One of the new bits of information to come out of the EEC15 deliverability discussions is how Hotmail is looking at engagement differently than other webmail providers.
Many webmail providers really do look at overall engagement with a mail when making delivery decisions. And this really impacts new subscribers the most. If there is a mailing where a lot of subscribers are engaged, then new subscribers will see the mail in their inbox. Based on what was said at the webinar earlier this week engagement has no effect at Hotmail outside of the individual user’s box.
I’ve certainly seen this with clients who’ve tried trimming subscriber lists but that doesn’t really help get mail moved from the Hotmail bulk folder to the inbox.
Instead of subscriber lists, Hotmail is really looking at bounces. They’re watching the number of nonexistent accounts senders are mailing to and they’re counting and a sender hits too many bad addresses and that is a major hit to their reputation.
All of this makes remediation at Hotmail challenging. Right now, we can remediate a bad reputation at a lot of ISPs and the filters catch up and mail starts flowing back to the inbox. Hotmail has set up a system that they say is “hard for spammers to game.” This seems to translate into hard for legitimate senders to fix their reputation.
Hotmail is, IMO, the current tough nut in terms of deliverability.

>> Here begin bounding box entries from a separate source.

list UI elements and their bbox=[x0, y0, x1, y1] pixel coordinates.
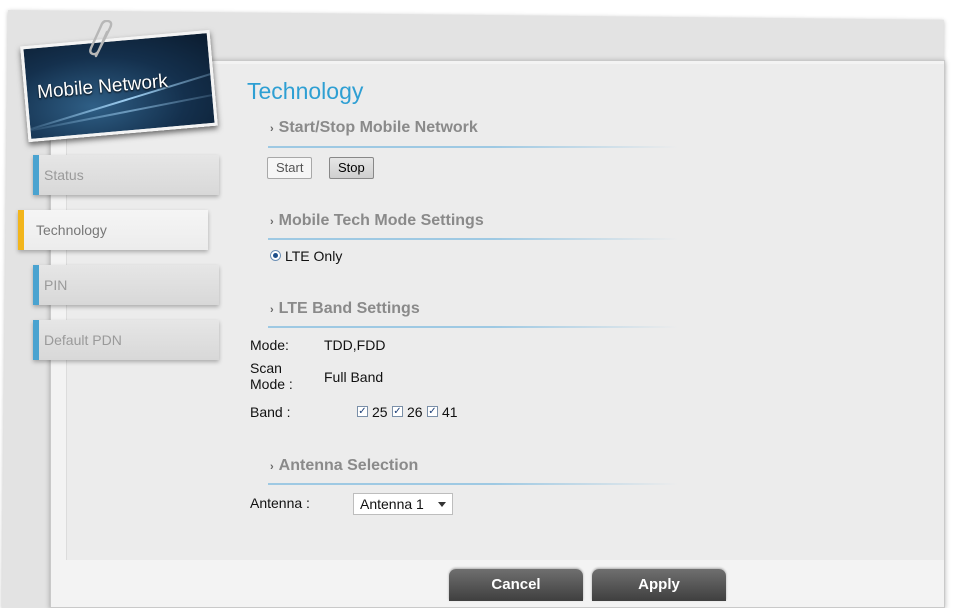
sidebar-item-default-pdn[interactable]: Default PDN bbox=[33, 320, 219, 360]
sidebar-item-label: Default PDN bbox=[44, 332, 122, 348]
sidebar-item-status[interactable]: Status bbox=[33, 155, 219, 195]
section-header-start-stop: › Start/Stop Mobile Network bbox=[270, 119, 478, 137]
section-divider bbox=[268, 483, 678, 485]
section-header-antenna: › Antenna Selection bbox=[270, 457, 418, 475]
mode-value: TDD,FDD bbox=[324, 337, 386, 353]
scan-mode-label: Scan bbox=[250, 360, 282, 376]
section-title: Start/Stop Mobile Network bbox=[278, 119, 478, 136]
section-title: LTE Band Settings bbox=[278, 300, 420, 317]
section-title: Antenna Selection bbox=[278, 457, 419, 474]
stop-button[interactable]: Stop bbox=[329, 157, 374, 179]
scan-mode-value: Full Band bbox=[324, 369, 384, 385]
badge-title: Mobile Network bbox=[36, 70, 169, 104]
section-header-lte-band: › LTE Band Settings bbox=[270, 300, 420, 318]
start-button[interactable]: Start bbox=[267, 157, 313, 179]
section-divider bbox=[268, 146, 678, 148]
chevron-right-icon: › bbox=[270, 123, 274, 135]
scan-mode-label: Mode : bbox=[250, 376, 293, 392]
checkbox-checked-icon[interactable]: ✓ bbox=[427, 406, 438, 417]
antenna-select[interactable]: Antenna 1 bbox=[353, 493, 453, 515]
sidebar-item-pin[interactable]: PIN bbox=[33, 265, 219, 305]
antenna-label: Antenna : bbox=[250, 495, 310, 511]
band-value: 41 bbox=[442, 404, 458, 420]
band-value: 25 bbox=[372, 404, 388, 420]
nav-marker bbox=[33, 155, 39, 195]
content-panel bbox=[66, 64, 944, 560]
sidebar-item-label: Status bbox=[44, 167, 84, 183]
sidebar-item-label: PIN bbox=[44, 277, 68, 293]
chevron-right-icon: › bbox=[270, 461, 274, 473]
cancel-button[interactable]: Cancel bbox=[449, 569, 583, 601]
section-divider bbox=[268, 238, 678, 240]
band-value: 26 bbox=[407, 404, 423, 420]
sidebar-item-label: Technology bbox=[36, 222, 107, 238]
nav-marker bbox=[33, 265, 39, 305]
lte-only-label: LTE Only bbox=[285, 248, 343, 264]
sidebar-item-technology[interactable]: Technology bbox=[18, 210, 208, 250]
radio-selected-icon[interactable] bbox=[270, 250, 281, 261]
nav-marker bbox=[33, 320, 39, 360]
chevron-right-icon: › bbox=[270, 216, 274, 228]
section-divider bbox=[268, 326, 678, 328]
antenna-select-value: Antenna 1 bbox=[360, 496, 424, 512]
checkbox-checked-icon[interactable]: ✓ bbox=[392, 406, 403, 417]
section-header-tech-mode: › Mobile Tech Mode Settings bbox=[270, 212, 484, 230]
band-label: Band : bbox=[250, 404, 291, 420]
nav-marker-active bbox=[18, 210, 24, 250]
section-title: Mobile Tech Mode Settings bbox=[278, 212, 484, 229]
checkbox-checked-icon[interactable]: ✓ bbox=[357, 406, 368, 417]
chevron-right-icon: › bbox=[270, 304, 274, 316]
mode-label: Mode: bbox=[250, 337, 289, 353]
page-title: Technology bbox=[247, 78, 364, 104]
apply-button[interactable]: Apply bbox=[592, 569, 726, 601]
paperclip-icon bbox=[89, 20, 113, 58]
dropdown-arrow-icon bbox=[438, 502, 446, 507]
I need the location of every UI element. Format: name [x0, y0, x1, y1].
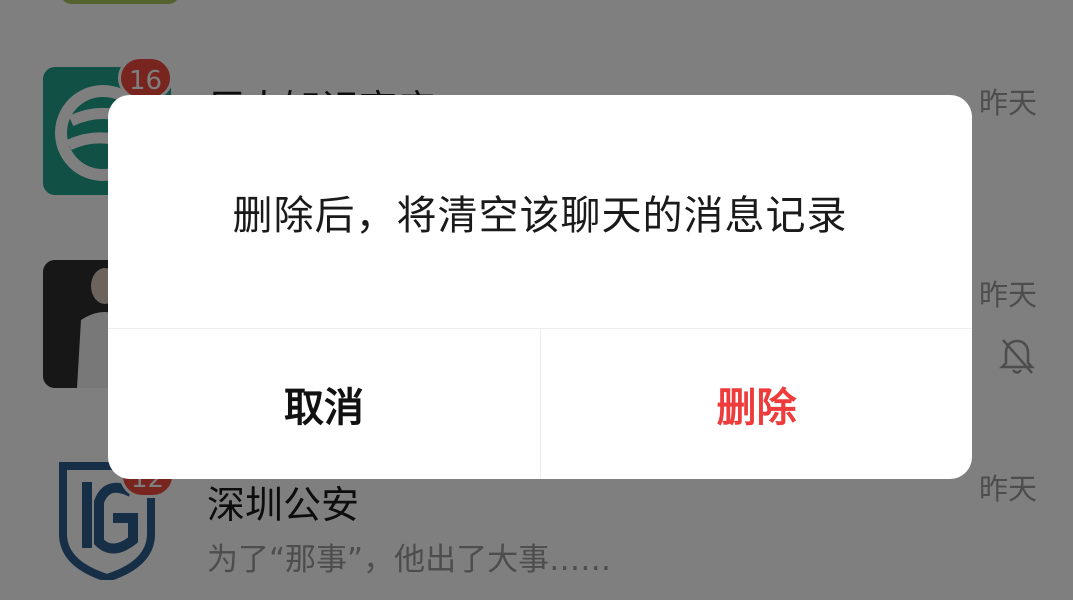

Develop a bad reputation there and it’s difficult to fix it. I’m sure it’s possible, though.
Thoughts on Hotmail filtering
T
Hotmail and Gmail are usually the two I find myself having to help clients with. I know what was said by Hotmail at EEC15 and this week’s webinar follow-up, but I still find cutting the list and removing the inactives tends to fix things.
Hotmail/outlook.com’s email filtering is based upon numerous things:
– Machine learning
– User junk reports (clicking “This is spam”)
– Their feedback loop program (used to train machine learning)
– IP reputation
– Sender reputation
– User mailbox settings
– And a few other spam filter settings
The filter is nearly entirely automated; it’s the only way to make it scale. In general, if email from bulk senders isn’t getting through it’s usually because lots of users have been marking it as spam.
Remediation is through the http://postmaster.live.com SNDS portal. You have to prove IP ownership but once you do, you can get reports of how users are treating your email. It’s true that it is “hard for spammers to game” because spammers have tried to game it (and continue to) and so the system has clamped down to look at multiple pieces of information before making a decision, and user junk complaints help with it.